「痩せると人の性格は変わるのでしょうか?」
ある掲示板にこのような質問がよせられていました。
それに対する書き込みをのぞいてみると・・・
「明るくなった」
「何事にもやる気が湧いてきます」
「自信が持てるようになった」
「外出するのが待ち遠しい」
「何にでも前向きになった」
このようなポジティブな言葉が並んでいました。
果たしてこれはただ痩せたことに対する一時的な感情でしょうか?
実はこれには医学的な理由が存在するのです。
コロナやインフルエンザに感染すると発熱、咽頭痛、頭痛、咳などの症状に悩まされます。
この症状はウイルスがからだのあちこちに散らばり、その場所でウイルスとからだの戦いが起きたことを意味します。
病巣部にはサイトカインと総称される様々な生理活性物質が産生されて、感染が起きていることを全身に知らせます。

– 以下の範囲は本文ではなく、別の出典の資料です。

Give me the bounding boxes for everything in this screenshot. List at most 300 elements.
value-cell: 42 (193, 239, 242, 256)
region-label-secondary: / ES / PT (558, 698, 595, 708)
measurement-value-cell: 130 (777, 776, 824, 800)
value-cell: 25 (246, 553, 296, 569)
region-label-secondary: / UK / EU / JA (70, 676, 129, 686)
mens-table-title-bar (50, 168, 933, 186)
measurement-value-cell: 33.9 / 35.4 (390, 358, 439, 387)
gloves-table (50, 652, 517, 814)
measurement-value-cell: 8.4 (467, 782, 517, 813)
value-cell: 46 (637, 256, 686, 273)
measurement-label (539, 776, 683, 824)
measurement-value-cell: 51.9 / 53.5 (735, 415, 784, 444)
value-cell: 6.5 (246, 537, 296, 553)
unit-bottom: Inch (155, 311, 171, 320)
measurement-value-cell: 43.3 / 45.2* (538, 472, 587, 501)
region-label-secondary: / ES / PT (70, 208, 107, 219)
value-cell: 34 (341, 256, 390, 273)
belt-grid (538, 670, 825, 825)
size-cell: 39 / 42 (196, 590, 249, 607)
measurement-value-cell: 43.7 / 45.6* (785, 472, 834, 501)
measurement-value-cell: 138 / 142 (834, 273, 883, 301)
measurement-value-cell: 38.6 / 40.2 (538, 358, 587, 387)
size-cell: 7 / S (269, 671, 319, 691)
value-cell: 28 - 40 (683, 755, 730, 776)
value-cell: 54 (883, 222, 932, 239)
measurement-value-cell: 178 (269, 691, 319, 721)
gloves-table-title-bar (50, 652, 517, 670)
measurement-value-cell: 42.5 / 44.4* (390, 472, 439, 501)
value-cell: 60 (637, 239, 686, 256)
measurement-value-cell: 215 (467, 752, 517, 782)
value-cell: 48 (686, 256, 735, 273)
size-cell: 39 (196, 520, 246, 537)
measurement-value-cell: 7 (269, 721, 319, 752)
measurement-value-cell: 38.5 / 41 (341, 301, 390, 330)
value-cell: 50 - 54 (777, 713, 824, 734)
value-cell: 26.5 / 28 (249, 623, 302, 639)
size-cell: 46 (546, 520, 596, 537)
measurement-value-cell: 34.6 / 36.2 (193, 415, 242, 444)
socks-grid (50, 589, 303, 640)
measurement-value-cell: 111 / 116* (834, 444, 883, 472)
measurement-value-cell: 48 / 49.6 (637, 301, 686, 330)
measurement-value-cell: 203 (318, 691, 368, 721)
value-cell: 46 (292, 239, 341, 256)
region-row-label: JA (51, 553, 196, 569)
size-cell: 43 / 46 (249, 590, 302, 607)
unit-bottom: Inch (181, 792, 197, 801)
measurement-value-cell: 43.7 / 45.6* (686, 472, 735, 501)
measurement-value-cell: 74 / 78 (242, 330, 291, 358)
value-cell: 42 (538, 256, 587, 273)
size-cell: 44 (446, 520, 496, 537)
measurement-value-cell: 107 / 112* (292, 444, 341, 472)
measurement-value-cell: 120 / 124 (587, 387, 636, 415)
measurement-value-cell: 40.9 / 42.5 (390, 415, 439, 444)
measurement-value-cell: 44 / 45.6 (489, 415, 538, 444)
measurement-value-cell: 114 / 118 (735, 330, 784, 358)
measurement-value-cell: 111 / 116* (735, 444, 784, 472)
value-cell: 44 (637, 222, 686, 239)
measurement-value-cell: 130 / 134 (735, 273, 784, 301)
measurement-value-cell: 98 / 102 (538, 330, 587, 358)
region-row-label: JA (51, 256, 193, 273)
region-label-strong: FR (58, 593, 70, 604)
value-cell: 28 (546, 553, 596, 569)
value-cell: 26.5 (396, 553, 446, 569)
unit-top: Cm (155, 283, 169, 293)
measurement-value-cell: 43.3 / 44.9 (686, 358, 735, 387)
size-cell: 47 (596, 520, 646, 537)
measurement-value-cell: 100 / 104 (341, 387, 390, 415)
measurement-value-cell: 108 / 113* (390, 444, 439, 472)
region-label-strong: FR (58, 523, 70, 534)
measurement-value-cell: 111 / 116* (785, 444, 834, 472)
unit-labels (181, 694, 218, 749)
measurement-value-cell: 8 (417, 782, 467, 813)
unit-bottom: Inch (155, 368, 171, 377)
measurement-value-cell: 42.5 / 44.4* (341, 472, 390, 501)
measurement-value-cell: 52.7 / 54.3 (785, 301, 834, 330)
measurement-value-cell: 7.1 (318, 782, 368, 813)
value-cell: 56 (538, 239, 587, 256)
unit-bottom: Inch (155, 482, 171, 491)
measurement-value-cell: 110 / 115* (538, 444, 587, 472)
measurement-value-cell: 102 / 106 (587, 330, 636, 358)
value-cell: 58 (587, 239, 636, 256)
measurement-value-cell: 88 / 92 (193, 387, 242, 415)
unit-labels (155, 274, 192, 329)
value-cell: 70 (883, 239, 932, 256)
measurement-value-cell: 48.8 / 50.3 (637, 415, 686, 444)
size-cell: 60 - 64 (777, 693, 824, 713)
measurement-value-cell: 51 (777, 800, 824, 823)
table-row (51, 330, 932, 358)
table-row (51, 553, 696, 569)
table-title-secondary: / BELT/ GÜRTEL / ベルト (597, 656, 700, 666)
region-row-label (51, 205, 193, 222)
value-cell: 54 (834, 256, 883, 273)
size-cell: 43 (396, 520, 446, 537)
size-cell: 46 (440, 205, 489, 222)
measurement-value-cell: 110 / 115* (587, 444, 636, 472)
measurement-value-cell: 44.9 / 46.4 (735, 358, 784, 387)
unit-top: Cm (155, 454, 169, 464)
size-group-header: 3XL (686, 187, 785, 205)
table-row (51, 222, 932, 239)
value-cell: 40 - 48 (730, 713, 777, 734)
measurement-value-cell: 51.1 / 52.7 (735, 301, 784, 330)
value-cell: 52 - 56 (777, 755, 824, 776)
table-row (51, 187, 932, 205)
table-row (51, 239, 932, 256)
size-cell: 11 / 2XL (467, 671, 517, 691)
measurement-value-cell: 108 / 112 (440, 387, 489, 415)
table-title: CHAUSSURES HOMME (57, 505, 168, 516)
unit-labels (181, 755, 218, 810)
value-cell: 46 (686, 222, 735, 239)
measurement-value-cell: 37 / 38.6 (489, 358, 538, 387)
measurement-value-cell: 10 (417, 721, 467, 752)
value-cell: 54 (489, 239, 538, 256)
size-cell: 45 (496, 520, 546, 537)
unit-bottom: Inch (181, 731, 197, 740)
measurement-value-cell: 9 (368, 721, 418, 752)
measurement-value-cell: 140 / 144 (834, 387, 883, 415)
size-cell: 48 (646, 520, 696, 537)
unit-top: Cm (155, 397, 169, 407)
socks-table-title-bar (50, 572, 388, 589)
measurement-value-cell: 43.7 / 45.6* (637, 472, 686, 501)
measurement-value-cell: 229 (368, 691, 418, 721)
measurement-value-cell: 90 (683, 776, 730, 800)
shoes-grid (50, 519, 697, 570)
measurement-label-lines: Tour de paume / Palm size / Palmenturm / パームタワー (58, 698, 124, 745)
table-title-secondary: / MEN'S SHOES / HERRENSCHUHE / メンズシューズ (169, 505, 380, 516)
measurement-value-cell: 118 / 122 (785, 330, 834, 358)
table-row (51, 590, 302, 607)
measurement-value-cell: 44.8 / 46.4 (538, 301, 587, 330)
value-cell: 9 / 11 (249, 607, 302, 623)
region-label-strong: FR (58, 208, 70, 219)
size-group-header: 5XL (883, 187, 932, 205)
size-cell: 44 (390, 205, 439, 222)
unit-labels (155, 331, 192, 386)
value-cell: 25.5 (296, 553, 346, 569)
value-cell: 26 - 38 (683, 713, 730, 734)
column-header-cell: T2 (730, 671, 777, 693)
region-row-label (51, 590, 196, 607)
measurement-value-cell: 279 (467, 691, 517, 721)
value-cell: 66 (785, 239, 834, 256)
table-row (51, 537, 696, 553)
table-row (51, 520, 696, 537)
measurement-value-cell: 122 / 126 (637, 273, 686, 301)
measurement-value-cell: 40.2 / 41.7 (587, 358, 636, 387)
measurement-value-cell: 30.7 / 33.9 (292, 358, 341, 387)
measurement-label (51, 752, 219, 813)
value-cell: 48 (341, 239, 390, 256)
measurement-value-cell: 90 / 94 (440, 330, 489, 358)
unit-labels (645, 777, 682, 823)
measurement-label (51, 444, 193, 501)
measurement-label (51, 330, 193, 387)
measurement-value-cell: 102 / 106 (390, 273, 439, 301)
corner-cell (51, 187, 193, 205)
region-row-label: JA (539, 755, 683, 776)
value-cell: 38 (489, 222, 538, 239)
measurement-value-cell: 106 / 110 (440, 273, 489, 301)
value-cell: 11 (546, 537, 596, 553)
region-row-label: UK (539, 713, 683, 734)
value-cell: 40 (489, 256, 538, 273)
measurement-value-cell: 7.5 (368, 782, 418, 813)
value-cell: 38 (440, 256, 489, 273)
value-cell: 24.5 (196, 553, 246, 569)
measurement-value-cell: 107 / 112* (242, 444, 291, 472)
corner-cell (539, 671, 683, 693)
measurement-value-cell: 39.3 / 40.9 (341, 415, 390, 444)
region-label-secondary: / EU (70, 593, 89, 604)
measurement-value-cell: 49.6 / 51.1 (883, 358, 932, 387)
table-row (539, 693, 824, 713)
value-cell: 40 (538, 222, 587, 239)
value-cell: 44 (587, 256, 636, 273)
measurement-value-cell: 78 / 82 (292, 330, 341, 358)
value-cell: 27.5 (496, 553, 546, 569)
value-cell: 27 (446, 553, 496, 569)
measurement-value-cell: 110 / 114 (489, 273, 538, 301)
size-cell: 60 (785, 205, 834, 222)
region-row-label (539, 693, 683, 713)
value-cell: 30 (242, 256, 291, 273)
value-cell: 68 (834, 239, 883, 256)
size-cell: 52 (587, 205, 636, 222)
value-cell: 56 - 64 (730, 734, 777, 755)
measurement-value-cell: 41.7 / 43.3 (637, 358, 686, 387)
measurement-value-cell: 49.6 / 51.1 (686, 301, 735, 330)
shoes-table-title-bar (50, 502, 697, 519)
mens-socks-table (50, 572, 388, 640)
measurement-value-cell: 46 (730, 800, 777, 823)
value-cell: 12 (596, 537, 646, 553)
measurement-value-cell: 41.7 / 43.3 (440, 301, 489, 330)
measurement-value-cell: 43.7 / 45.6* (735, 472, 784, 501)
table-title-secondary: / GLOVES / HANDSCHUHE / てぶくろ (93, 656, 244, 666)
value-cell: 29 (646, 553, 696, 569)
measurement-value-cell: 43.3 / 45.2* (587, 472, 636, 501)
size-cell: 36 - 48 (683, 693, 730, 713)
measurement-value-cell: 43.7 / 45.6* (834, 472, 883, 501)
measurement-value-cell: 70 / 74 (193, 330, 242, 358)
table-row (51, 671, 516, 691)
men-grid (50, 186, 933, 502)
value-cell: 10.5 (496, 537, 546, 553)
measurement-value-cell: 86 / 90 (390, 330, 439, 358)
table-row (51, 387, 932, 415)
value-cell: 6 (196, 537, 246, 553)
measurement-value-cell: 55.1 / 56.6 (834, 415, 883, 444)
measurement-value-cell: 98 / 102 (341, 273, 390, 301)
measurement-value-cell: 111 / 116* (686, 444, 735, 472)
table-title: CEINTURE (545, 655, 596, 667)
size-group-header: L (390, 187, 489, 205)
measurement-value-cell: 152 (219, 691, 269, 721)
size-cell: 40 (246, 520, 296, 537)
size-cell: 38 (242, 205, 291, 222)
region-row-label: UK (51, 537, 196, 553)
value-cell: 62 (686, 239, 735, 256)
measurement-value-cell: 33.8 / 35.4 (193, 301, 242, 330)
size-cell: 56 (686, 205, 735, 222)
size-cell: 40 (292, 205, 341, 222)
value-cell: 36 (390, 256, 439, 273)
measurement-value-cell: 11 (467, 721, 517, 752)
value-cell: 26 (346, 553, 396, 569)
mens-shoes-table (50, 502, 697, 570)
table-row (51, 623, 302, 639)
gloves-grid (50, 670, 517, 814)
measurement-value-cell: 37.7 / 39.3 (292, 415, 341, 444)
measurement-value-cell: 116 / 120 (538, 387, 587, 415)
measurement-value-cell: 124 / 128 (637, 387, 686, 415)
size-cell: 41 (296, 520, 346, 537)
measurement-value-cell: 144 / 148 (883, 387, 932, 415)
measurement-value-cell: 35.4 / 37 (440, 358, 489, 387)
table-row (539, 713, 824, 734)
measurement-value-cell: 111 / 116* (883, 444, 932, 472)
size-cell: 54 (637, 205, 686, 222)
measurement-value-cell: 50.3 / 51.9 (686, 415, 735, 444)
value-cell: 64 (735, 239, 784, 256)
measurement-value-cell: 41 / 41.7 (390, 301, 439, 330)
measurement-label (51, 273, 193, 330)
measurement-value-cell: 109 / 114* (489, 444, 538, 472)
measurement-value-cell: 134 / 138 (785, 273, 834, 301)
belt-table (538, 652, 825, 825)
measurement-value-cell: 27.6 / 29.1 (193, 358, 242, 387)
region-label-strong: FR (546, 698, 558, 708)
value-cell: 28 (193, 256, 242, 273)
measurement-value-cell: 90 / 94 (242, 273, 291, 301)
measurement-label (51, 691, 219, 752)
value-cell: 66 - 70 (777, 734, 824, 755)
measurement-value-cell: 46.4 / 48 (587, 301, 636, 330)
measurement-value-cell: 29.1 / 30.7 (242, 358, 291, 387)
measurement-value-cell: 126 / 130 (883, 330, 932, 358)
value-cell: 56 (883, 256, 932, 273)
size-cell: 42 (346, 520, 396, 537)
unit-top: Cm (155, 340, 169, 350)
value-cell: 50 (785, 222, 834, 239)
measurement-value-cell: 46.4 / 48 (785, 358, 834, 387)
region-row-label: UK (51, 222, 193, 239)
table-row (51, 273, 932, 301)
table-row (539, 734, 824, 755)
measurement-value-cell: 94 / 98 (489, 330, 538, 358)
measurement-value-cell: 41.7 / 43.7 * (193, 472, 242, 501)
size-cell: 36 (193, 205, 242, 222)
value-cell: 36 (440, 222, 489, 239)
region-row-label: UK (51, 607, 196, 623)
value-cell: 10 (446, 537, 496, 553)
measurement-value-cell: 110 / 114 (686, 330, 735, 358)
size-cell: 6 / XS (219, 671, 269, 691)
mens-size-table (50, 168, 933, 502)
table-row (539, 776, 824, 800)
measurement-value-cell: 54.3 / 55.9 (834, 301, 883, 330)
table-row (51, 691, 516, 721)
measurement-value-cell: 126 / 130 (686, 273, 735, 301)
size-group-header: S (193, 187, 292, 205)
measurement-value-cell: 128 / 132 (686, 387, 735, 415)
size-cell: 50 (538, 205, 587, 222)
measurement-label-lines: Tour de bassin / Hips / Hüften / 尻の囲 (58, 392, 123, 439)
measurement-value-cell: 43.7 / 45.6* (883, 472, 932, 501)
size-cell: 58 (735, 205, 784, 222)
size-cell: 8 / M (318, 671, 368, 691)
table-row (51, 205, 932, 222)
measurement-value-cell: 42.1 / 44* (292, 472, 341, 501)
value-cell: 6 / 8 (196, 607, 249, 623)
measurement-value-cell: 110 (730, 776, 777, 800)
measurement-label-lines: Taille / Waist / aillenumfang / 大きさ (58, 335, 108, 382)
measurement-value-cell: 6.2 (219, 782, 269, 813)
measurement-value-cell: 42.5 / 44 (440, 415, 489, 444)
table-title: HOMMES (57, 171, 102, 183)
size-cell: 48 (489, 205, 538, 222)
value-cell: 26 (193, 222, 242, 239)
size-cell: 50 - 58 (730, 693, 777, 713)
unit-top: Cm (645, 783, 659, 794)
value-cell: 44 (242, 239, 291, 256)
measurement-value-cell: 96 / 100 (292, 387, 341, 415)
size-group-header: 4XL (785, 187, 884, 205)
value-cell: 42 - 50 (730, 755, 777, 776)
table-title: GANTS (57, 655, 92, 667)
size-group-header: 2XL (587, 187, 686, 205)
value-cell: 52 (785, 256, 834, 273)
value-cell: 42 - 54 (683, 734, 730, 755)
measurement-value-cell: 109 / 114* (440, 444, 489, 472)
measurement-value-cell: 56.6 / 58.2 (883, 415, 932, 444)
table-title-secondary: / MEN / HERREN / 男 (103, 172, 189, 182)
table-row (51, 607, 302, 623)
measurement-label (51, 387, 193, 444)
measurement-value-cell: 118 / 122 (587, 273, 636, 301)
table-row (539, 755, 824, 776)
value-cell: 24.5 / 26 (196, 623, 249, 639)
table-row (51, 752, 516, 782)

その結果感染した部分に血流が増え、白血球が集まってきて侵略者と戦います。
たとえばかぜを引いたときの喉の痛みを思い浮かべるとわかりやすいでしょう。
のどに血流が増えその部分が熱を帯び赤く腫れ上がり、神経を圧迫して痛みが生じます。
侵略者と戦った白血球の残骸が膿になります。
ちなみに熱感、発赤、腫脹、疼痛を炎症の4徴候と呼びます。
さてこんな状態になったときの私たちの気分はどうでしょう?
やる気も食欲も低下して、ふとんを被って寝ていたくなりますね。
このように気分を落ち込ませることもサイトカインの役割のひとつで、感情を使って私たちを引きこもらせ安静を保ちエネルギー消費を節約して病気との戦いに備えているのです。
ここで注目して頂きたいことは、炎症が起きるのは感染症に限ったことではないということです。
私たちの祖先が狩猟採集民であった時代の炎症は、多くが細菌やウイルスによる感染や怪我で起きて、ほとんどが一過性でした。
ところが現代ではライフスタイルの変化によって引き起こされた、喫煙、環境汚染物質、ジャンクフード、座りすぎ、肥満、精神的ストレスも炎症の要因となり、しかも長期間持続性であることが特徴的です。
スェーデンの精神科医アンデシュ・ハンセンは著書「ストレス脳」の中で次のように述べています。
「身体は炎症が感染によるものなのか現代のライフスタイル要因によるものなのかを見分けることができない。
同じことが脳についても言える。
現代の炎症要因でも、細菌やウイルスに攻撃されている時と同じシグナルが脳に送られてしまう。
そのシグナルが長く続きすぎると──そして現代の炎症要因というのは長期的なものだから──脳は「命が危険にさらされていて、常に攻撃を受けている!」と誤解してしまう。
そこで脳は気分を下げるという調整を行い、私たちを引きこもらせようとする。
精神的に立ち止まらせ、その状態が長く続く。(中略)
つまり私たちがうつと呼ぶ状態だ。
このように、うつも炎症に起因する病気のリストに入ってくるのだ。」
感染症や精神的なストレスと並んで、肥満は体内で炎症を起こす大きな要因となります。
内臓脂肪は単なるエネルギー貯蔵庫ではなく内分泌器官でもあるため、いろいろなサイトカインが作られいて炎症も引き起こしてしまうのです。
からだは脂肪細胞を異物とみなして、退治しようとしているのかもしれませんね。
長時間座っていることや肥満に対して脳が危険を察知して、感染症のときと同様に感情を使って気分をうつ状態にさせると考えられています。
要するに肥満は炎症を引き起こし、感染症のときと同じように精神状態を悪化させ引きこもらせるのです。
しかし感染症が終息すれば・・・
元気、やる気も復活しますね。
肥満も同様です。
痩せれば炎症をおこす脂肪細胞が消失するわけですから、悪い精神状態や引きこもりから回復して、掲示板のコメントのように明るく積極的に振る舞えるようになるのも自然なことでしょう。